PuzzledObserver · 29/07/2023 12:43

cardibach · 29/07/2023 12:28

@PuzzledObserver what do you mean are they near where I live? They are where I live. And nobody yet has suggested a method of having on street chargers for terraces streets which doesn’t lead to risky trailing wires or the risk of vandalism. Or explained how we can all afford more for our charging than people with a drive.
It. Isn’t. Practical.
And EVs aren’t green anyway.

I mean, where you park your car at the moment. If it’s on a terraced street - which is what I have inferred from what you’ve said - then why would a kerbside charger, if there was one there, not work for you?

It is possible for that to be done without wires trailing, I’ve already referred to one such scheme. Without vandalism…. sorry, haven’t found a cure for human nature. But reducing vulnerability to vandalism is one of the things that ChargePoint designers and operators are working on.

You don’t have to afford more for your charging than people with driveways. You have to afford up to as much as it costs to run a petrol car.

You are determined that it won’t work. I truly believe it will, although I can’t tell you when. Shall we leave it there? You will be able to buy a pure petrol car until 2030 and a hybrid until 2035, at least. And obviously second hand ones for many years afterwards.

You’ve probably got at least 20 years before cars you can put petrol in start to become hard to find second hand. The charging infrastructure will be radically different by then.

bellac11 · 29/07/2023 12:44

BorgQueen · 29/07/2023 12:29

The terraced streets around me often have 2 or 3 cars belonging to each house.
My street has houses and bungalows with huge drives and people STILL park on the road because they can’t be arsed to play musical cars of an evening or do what we did and take out a section of wall to allow 2 cars side by side.

My DD’s partner only has an EV because it’s a company car but there is no charging allowed on his work car park. It used to cost him £60 in diesel a week for his own car and now costs him £80 in electric, it only works financially because of the BiK tax break for EVs.

Im a bit shocked at some of the prices being set out here for electric charging, how on earth can it cost more to charge up with electricity than diesel?

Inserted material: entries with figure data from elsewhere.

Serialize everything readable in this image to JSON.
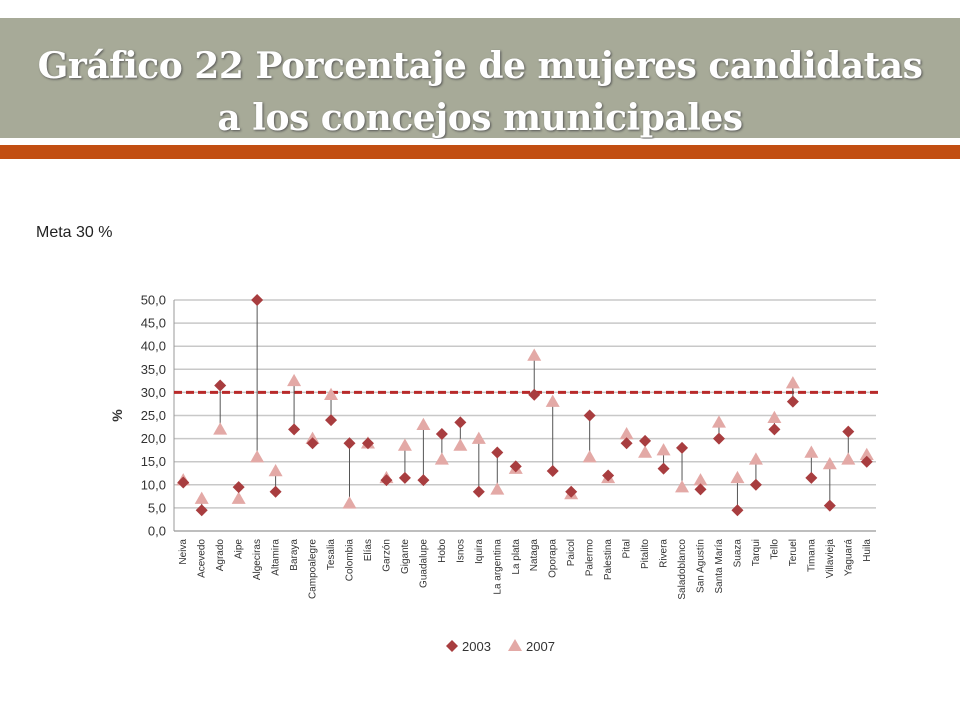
{
  "slide": {
    "title": "Gráfico 22 Porcentaje de mujeres candidatas a los concejos municipales",
    "note": "Meta 30 %"
  },
  "colors": {
    "title_band": "#a7aa98",
    "accent_rule": "#c24e12",
    "series_2003": "#a83d3f",
    "series_2007": "#e3a9a6",
    "target_line": "#b82a2a",
    "grid": "#c8c8c8"
  },
  "chart_data": {
    "type": "scatter",
    "title": "",
    "xlabel": "",
    "ylabel": "%",
    "ylim": [
      0,
      50
    ],
    "yticks": [
      "0,0",
      "5,0",
      "10,0",
      "15,0",
      "20,0",
      "25,0",
      "30,0",
      "35,0",
      "40,0",
      "45,0",
      "50,0"
    ],
    "grid": true,
    "legend_position": "bottom",
    "target_line": 30,
    "categories": [
      "Neiva",
      "Acevedo",
      "Agrado",
      "Aipe",
      "Algeciras",
      "Altamira",
      "Baraya",
      "Campoalegre",
      "Tesalia",
      "Colombia",
      "Elías",
      "Garzón",
      "Gigante",
      "Guadalupe",
      "Hobo",
      "Isnos",
      "Iquira",
      "La argentina",
      "La plata",
      "Nataga",
      "Oporapa",
      "Paicol",
      "Palermo",
      "Palestina",
      "Pital",
      "Pitalito",
      "Rivera",
      "Saladoblanco",
      "San Agustín",
      "Santa María",
      "Suaza",
      "Tarqui",
      "Tello",
      "Teruel",
      "Timana",
      "Villavieja",
      "Yaguará",
      "Huila"
    ],
    "series": [
      {
        "name": "2003",
        "marker": "diamond",
        "values": [
          10.5,
          4.5,
          31.5,
          9.5,
          50.0,
          8.5,
          22.0,
          19.0,
          24.0,
          19.0,
          19.0,
          11.0,
          11.5,
          11.0,
          21.0,
          23.5,
          8.5,
          17.0,
          14.0,
          29.5,
          13.0,
          8.5,
          25.0,
          12.0,
          19.0,
          19.5,
          13.5,
          18.0,
          9.0,
          20.0,
          4.5,
          10.0,
          22.0,
          28.0,
          11.5,
          5.5,
          21.5,
          15.0
        ]
      },
      {
        "name": "2007",
        "marker": "triangle",
        "values": [
          11.0,
          7.0,
          22.0,
          7.0,
          16.0,
          13.0,
          32.5,
          20.0,
          29.5,
          6.0,
          19.0,
          11.5,
          18.5,
          23.0,
          15.5,
          18.5,
          20.0,
          9.0,
          13.5,
          38.0,
          28.0,
          8.0,
          16.0,
          11.5,
          21.0,
          17.0,
          17.5,
          9.5,
          11.0,
          23.5,
          11.5,
          15.5,
          24.5,
          32.0,
          17.0,
          14.5,
          15.5,
          16.5
        ]
      }
    ]
  }
}
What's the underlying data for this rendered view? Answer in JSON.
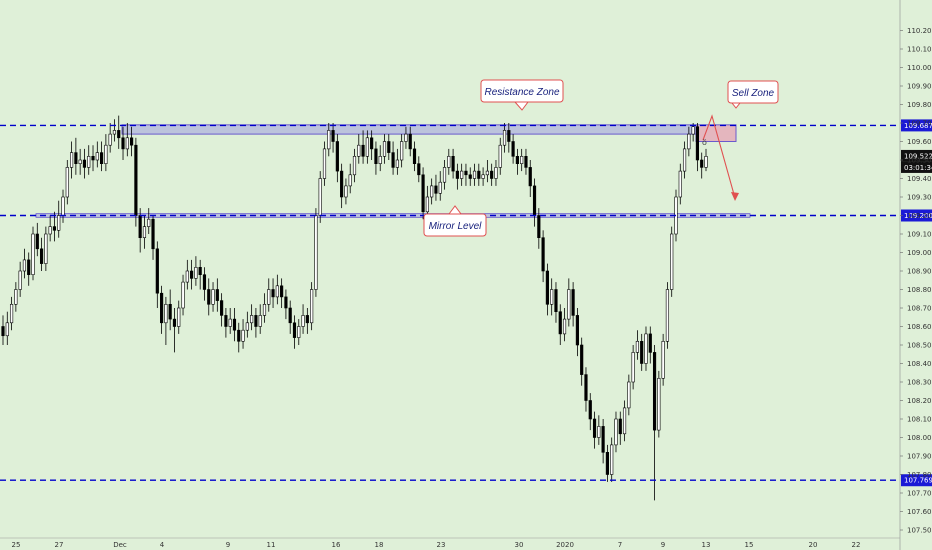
{
  "chart_data": {
    "type": "candlestick",
    "colors": {
      "background": "#dff0d8",
      "candle_up": "#ffffff",
      "candle_down": "#000000",
      "level_line": "#0000cc",
      "zone_fill": "#9e9ee0",
      "sell_zone_fill": "#e6a3b5",
      "arrow": "#e05050",
      "label_bg": "#ffffff",
      "label_border": "#e05050",
      "price_badge_blue": "#1a1ad6",
      "price_badge_black": "#111111"
    },
    "y_axis": {
      "min": 107.5,
      "max": 110.3,
      "ticks": [
        "110.200",
        "110.100",
        "110.000",
        "109.900",
        "109.800",
        "109.700",
        "109.600",
        "109.500",
        "109.400",
        "109.300",
        "109.200",
        "109.100",
        "109.000",
        "108.900",
        "108.800",
        "108.700",
        "108.600",
        "108.500",
        "108.400",
        "108.300",
        "108.200",
        "108.100",
        "108.000",
        "107.900",
        "107.800",
        "107.700",
        "107.600",
        "107.500"
      ]
    },
    "x_axis": {
      "ticks": [
        "25",
        "27",
        "Dec",
        "4",
        "9",
        "11",
        "16",
        "18",
        "23",
        "30",
        "2020",
        "7",
        "9",
        "13",
        "15",
        "20",
        "22"
      ]
    },
    "levels": [
      {
        "price": 109.687,
        "label": "109.687"
      },
      {
        "price": 109.2,
        "label": "109.200"
      },
      {
        "price": 107.769,
        "label": "107.769"
      }
    ],
    "current_price": {
      "label": "109.522",
      "countdown": "03:01:34"
    },
    "annotations": {
      "resistance": "Resistance Zone",
      "mirror": "Mirror Level",
      "sell": "Sell Zone"
    },
    "candles": [
      [
        108.6,
        108.55,
        108.66,
        108.5
      ],
      [
        108.55,
        108.62,
        108.68,
        108.5
      ],
      [
        108.62,
        108.72,
        108.76,
        108.58
      ],
      [
        108.72,
        108.8,
        108.84,
        108.68
      ],
      [
        108.8,
        108.9,
        108.95,
        108.76
      ],
      [
        108.9,
        108.96,
        109.02,
        108.86
      ],
      [
        108.96,
        108.88,
        109.0,
        108.82
      ],
      [
        108.88,
        109.1,
        109.14,
        108.85
      ],
      [
        109.1,
        109.02,
        109.16,
        108.98
      ],
      [
        109.02,
        108.94,
        109.08,
        108.9
      ],
      [
        108.94,
        109.1,
        109.14,
        108.9
      ],
      [
        109.1,
        109.14,
        109.2,
        109.06
      ],
      [
        109.14,
        109.12,
        109.22,
        109.06
      ],
      [
        109.12,
        109.2,
        109.28,
        109.08
      ],
      [
        109.2,
        109.3,
        109.34,
        109.16
      ],
      [
        109.3,
        109.46,
        109.5,
        109.26
      ],
      [
        109.46,
        109.54,
        109.6,
        109.4
      ],
      [
        109.54,
        109.48,
        109.62,
        109.42
      ],
      [
        109.48,
        109.5,
        109.56,
        109.42
      ],
      [
        109.5,
        109.46,
        109.56,
        109.4
      ],
      [
        109.46,
        109.52,
        109.58,
        109.42
      ],
      [
        109.52,
        109.5,
        109.58,
        109.44
      ],
      [
        109.5,
        109.54,
        109.6,
        109.46
      ],
      [
        109.54,
        109.48,
        109.6,
        109.44
      ],
      [
        109.48,
        109.58,
        109.64,
        109.44
      ],
      [
        109.58,
        109.64,
        109.7,
        109.54
      ],
      [
        109.64,
        109.66,
        109.72,
        109.6
      ],
      [
        109.66,
        109.62,
        109.74,
        109.56
      ],
      [
        109.62,
        109.56,
        109.68,
        109.5
      ],
      [
        109.56,
        109.62,
        109.7,
        109.52
      ],
      [
        109.62,
        109.58,
        109.68,
        109.52
      ],
      [
        109.58,
        109.2,
        109.62,
        109.14
      ],
      [
        109.2,
        109.08,
        109.24,
        109.0
      ],
      [
        109.08,
        109.14,
        109.2,
        109.02
      ],
      [
        109.14,
        109.18,
        109.24,
        109.1
      ],
      [
        109.18,
        109.02,
        109.2,
        108.96
      ],
      [
        109.02,
        108.78,
        109.06,
        108.7
      ],
      [
        108.78,
        108.62,
        108.82,
        108.56
      ],
      [
        108.62,
        108.72,
        108.76,
        108.5
      ],
      [
        108.72,
        108.64,
        108.8,
        108.58
      ],
      [
        108.64,
        108.6,
        108.7,
        108.46
      ],
      [
        108.6,
        108.7,
        108.74,
        108.56
      ],
      [
        108.7,
        108.84,
        108.88,
        108.66
      ],
      [
        108.84,
        108.9,
        108.96,
        108.8
      ],
      [
        108.9,
        108.86,
        108.96,
        108.8
      ],
      [
        108.86,
        108.92,
        108.98,
        108.82
      ],
      [
        108.92,
        108.88,
        108.96,
        108.8
      ],
      [
        108.88,
        108.8,
        108.92,
        108.74
      ],
      [
        108.8,
        108.72,
        108.86,
        108.66
      ],
      [
        108.72,
        108.8,
        108.84,
        108.68
      ],
      [
        108.8,
        108.74,
        108.86,
        108.68
      ],
      [
        108.74,
        108.66,
        108.78,
        108.6
      ],
      [
        108.66,
        108.6,
        108.7,
        108.54
      ],
      [
        108.6,
        108.64,
        108.7,
        108.56
      ],
      [
        108.64,
        108.58,
        108.7,
        108.52
      ],
      [
        108.58,
        108.52,
        108.62,
        108.46
      ],
      [
        108.52,
        108.58,
        108.64,
        108.48
      ],
      [
        108.58,
        108.62,
        108.68,
        108.54
      ],
      [
        108.62,
        108.66,
        108.72,
        108.58
      ],
      [
        108.66,
        108.6,
        108.7,
        108.54
      ],
      [
        108.6,
        108.66,
        108.72,
        108.56
      ],
      [
        108.66,
        108.72,
        108.78,
        108.62
      ],
      [
        108.72,
        108.8,
        108.86,
        108.68
      ],
      [
        108.8,
        108.76,
        108.86,
        108.7
      ],
      [
        108.76,
        108.82,
        108.88,
        108.72
      ],
      [
        108.82,
        108.76,
        108.86,
        108.7
      ],
      [
        108.76,
        108.7,
        108.8,
        108.64
      ],
      [
        108.7,
        108.62,
        108.74,
        108.56
      ],
      [
        108.62,
        108.54,
        108.66,
        108.48
      ],
      [
        108.54,
        108.6,
        108.64,
        108.5
      ],
      [
        108.6,
        108.66,
        108.72,
        108.56
      ],
      [
        108.66,
        108.62,
        108.7,
        108.56
      ],
      [
        108.62,
        108.8,
        108.84,
        108.58
      ],
      [
        108.8,
        109.2,
        109.24,
        108.76
      ],
      [
        109.2,
        109.4,
        109.44,
        109.16
      ],
      [
        109.4,
        109.56,
        109.6,
        109.36
      ],
      [
        109.56,
        109.66,
        109.7,
        109.52
      ],
      [
        109.66,
        109.6,
        109.7,
        109.54
      ],
      [
        109.6,
        109.44,
        109.64,
        109.38
      ],
      [
        109.44,
        109.3,
        109.48,
        109.24
      ],
      [
        109.3,
        109.36,
        109.4,
        109.26
      ],
      [
        109.36,
        109.42,
        109.48,
        109.32
      ],
      [
        109.42,
        109.52,
        109.56,
        109.38
      ],
      [
        109.52,
        109.58,
        109.64,
        109.48
      ],
      [
        109.58,
        109.52,
        109.66,
        109.48
      ],
      [
        109.52,
        109.62,
        109.66,
        109.48
      ],
      [
        109.62,
        109.56,
        109.66,
        109.5
      ],
      [
        109.56,
        109.48,
        109.6,
        109.42
      ],
      [
        109.48,
        109.52,
        109.58,
        109.44
      ],
      [
        109.52,
        109.6,
        109.64,
        109.48
      ],
      [
        109.6,
        109.54,
        109.64,
        109.5
      ],
      [
        109.54,
        109.46,
        109.6,
        109.42
      ],
      [
        109.46,
        109.5,
        109.56,
        109.42
      ],
      [
        109.5,
        109.6,
        109.64,
        109.46
      ],
      [
        109.6,
        109.64,
        109.68,
        109.56
      ],
      [
        109.64,
        109.56,
        109.68,
        109.52
      ],
      [
        109.56,
        109.48,
        109.6,
        109.44
      ],
      [
        109.48,
        109.42,
        109.52,
        109.38
      ],
      [
        109.42,
        109.22,
        109.46,
        109.18
      ],
      [
        109.22,
        109.3,
        109.36,
        109.2
      ],
      [
        109.3,
        109.36,
        109.4,
        109.26
      ],
      [
        109.36,
        109.32,
        109.42,
        109.28
      ],
      [
        109.32,
        109.38,
        109.44,
        109.28
      ],
      [
        109.38,
        109.46,
        109.5,
        109.34
      ],
      [
        109.46,
        109.52,
        109.56,
        109.42
      ],
      [
        109.52,
        109.44,
        109.56,
        109.4
      ],
      [
        109.44,
        109.4,
        109.48,
        109.34
      ],
      [
        109.4,
        109.44,
        109.48,
        109.36
      ],
      [
        109.44,
        109.42,
        109.48,
        109.36
      ],
      [
        109.42,
        109.4,
        109.46,
        109.36
      ],
      [
        109.4,
        109.44,
        109.48,
        109.36
      ],
      [
        109.44,
        109.4,
        109.48,
        109.36
      ],
      [
        109.4,
        109.42,
        109.46,
        109.36
      ],
      [
        109.42,
        109.44,
        109.5,
        109.38
      ],
      [
        109.44,
        109.4,
        109.48,
        109.36
      ],
      [
        109.4,
        109.46,
        109.5,
        109.36
      ],
      [
        109.46,
        109.58,
        109.62,
        109.42
      ],
      [
        109.58,
        109.66,
        109.7,
        109.54
      ],
      [
        109.66,
        109.6,
        109.7,
        109.54
      ],
      [
        109.6,
        109.52,
        109.64,
        109.48
      ],
      [
        109.52,
        109.48,
        109.56,
        109.42
      ],
      [
        109.48,
        109.52,
        109.56,
        109.44
      ],
      [
        109.52,
        109.46,
        109.56,
        109.42
      ],
      [
        109.46,
        109.36,
        109.5,
        109.3
      ],
      [
        109.36,
        109.2,
        109.4,
        109.14
      ],
      [
        109.2,
        109.08,
        109.24,
        109.02
      ],
      [
        109.08,
        108.9,
        109.12,
        108.84
      ],
      [
        108.9,
        108.72,
        108.94,
        108.66
      ],
      [
        108.72,
        108.8,
        108.86,
        108.66
      ],
      [
        108.8,
        108.68,
        108.84,
        108.62
      ],
      [
        108.68,
        108.56,
        108.72,
        108.5
      ],
      [
        108.56,
        108.64,
        108.7,
        108.52
      ],
      [
        108.64,
        108.8,
        108.86,
        108.6
      ],
      [
        108.8,
        108.66,
        108.84,
        108.6
      ],
      [
        108.66,
        108.5,
        108.7,
        108.44
      ],
      [
        108.5,
        108.34,
        108.54,
        108.28
      ],
      [
        108.34,
        108.2,
        108.38,
        108.14
      ],
      [
        108.2,
        108.1,
        108.24,
        108.04
      ],
      [
        108.1,
        108.0,
        108.14,
        107.94
      ],
      [
        108.0,
        108.06,
        108.12,
        107.96
      ],
      [
        108.06,
        107.92,
        108.1,
        107.86
      ],
      [
        107.92,
        107.8,
        107.96,
        107.76
      ],
      [
        107.8,
        107.96,
        108.0,
        107.76
      ],
      [
        107.96,
        108.1,
        108.14,
        107.92
      ],
      [
        108.1,
        108.02,
        108.14,
        107.96
      ],
      [
        108.02,
        108.16,
        108.2,
        107.98
      ],
      [
        108.16,
        108.3,
        108.34,
        108.12
      ],
      [
        108.3,
        108.46,
        108.5,
        108.26
      ],
      [
        108.46,
        108.52,
        108.58,
        108.42
      ],
      [
        108.52,
        108.4,
        108.56,
        108.36
      ],
      [
        108.4,
        108.56,
        108.6,
        108.36
      ],
      [
        108.56,
        108.46,
        108.6,
        108.4
      ],
      [
        108.46,
        108.04,
        108.5,
        107.66
      ],
      [
        108.04,
        108.32,
        108.36,
        108.0
      ],
      [
        108.32,
        108.52,
        108.56,
        108.28
      ],
      [
        108.52,
        108.8,
        108.84,
        108.48
      ],
      [
        108.8,
        109.1,
        109.14,
        108.76
      ],
      [
        109.1,
        109.3,
        109.34,
        109.06
      ],
      [
        109.3,
        109.44,
        109.48,
        109.26
      ],
      [
        109.44,
        109.56,
        109.6,
        109.4
      ],
      [
        109.56,
        109.64,
        109.68,
        109.52
      ],
      [
        109.64,
        109.68,
        109.7,
        109.6
      ],
      [
        109.68,
        109.5,
        109.7,
        109.44
      ],
      [
        109.5,
        109.46,
        109.54,
        109.4
      ],
      [
        109.46,
        109.52,
        109.56,
        109.44
      ]
    ]
  }
}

HiHoHiHoltsOffToWorkWeGo · 29/07/2023 12:45

I'm not sure where you're getting the statistic that 70% of homes currently have off street parking

The figure from the RAC is 75% have off street parking or the potential for off street parking - which presumably includes anyone with a front garden that they don't want to tarmac and no dropped kerb. It will also include renters who have a front garden, and a landlord with zero interest in changing it.

This figure also changes vastly with areas - it's down to 44% in London.

https://www.racfoundation.org/media-centre/cars-parked-23-hours-a-day

Near me there are streets upon streets of Coronation Street esque terraces with no chance of installing off street parking, and even on street parking can be hard to find despite a residents parking zone limiting it to two cars per building.

Baconisdelicious · 29/07/2023 12:47

Like the OP said about making long term plans that factor this in - given your unique circumstances, and given there are a shortage of teachers in large parts of the UK, is staying as a supply teacher a practical decision for you? If you reach the point of not being able to replace your petrol car with another petrol one, or not being able to easily access petrol stations, not being able to change an EV at home and not having a set work location to be certain you can charge at - would you need to apply for permanent roles? (Ideally at a school you can walk to or has charging points in the staff car park)

You're ignoring the fact that as a society, we need some people in some jobs to be mobile - supply teachers are the tip of the iceberg. People really can't be choosing a career based on their proximity to a charging point. We need everyone to be able to charge up at home, overnight. That's non-negotiable.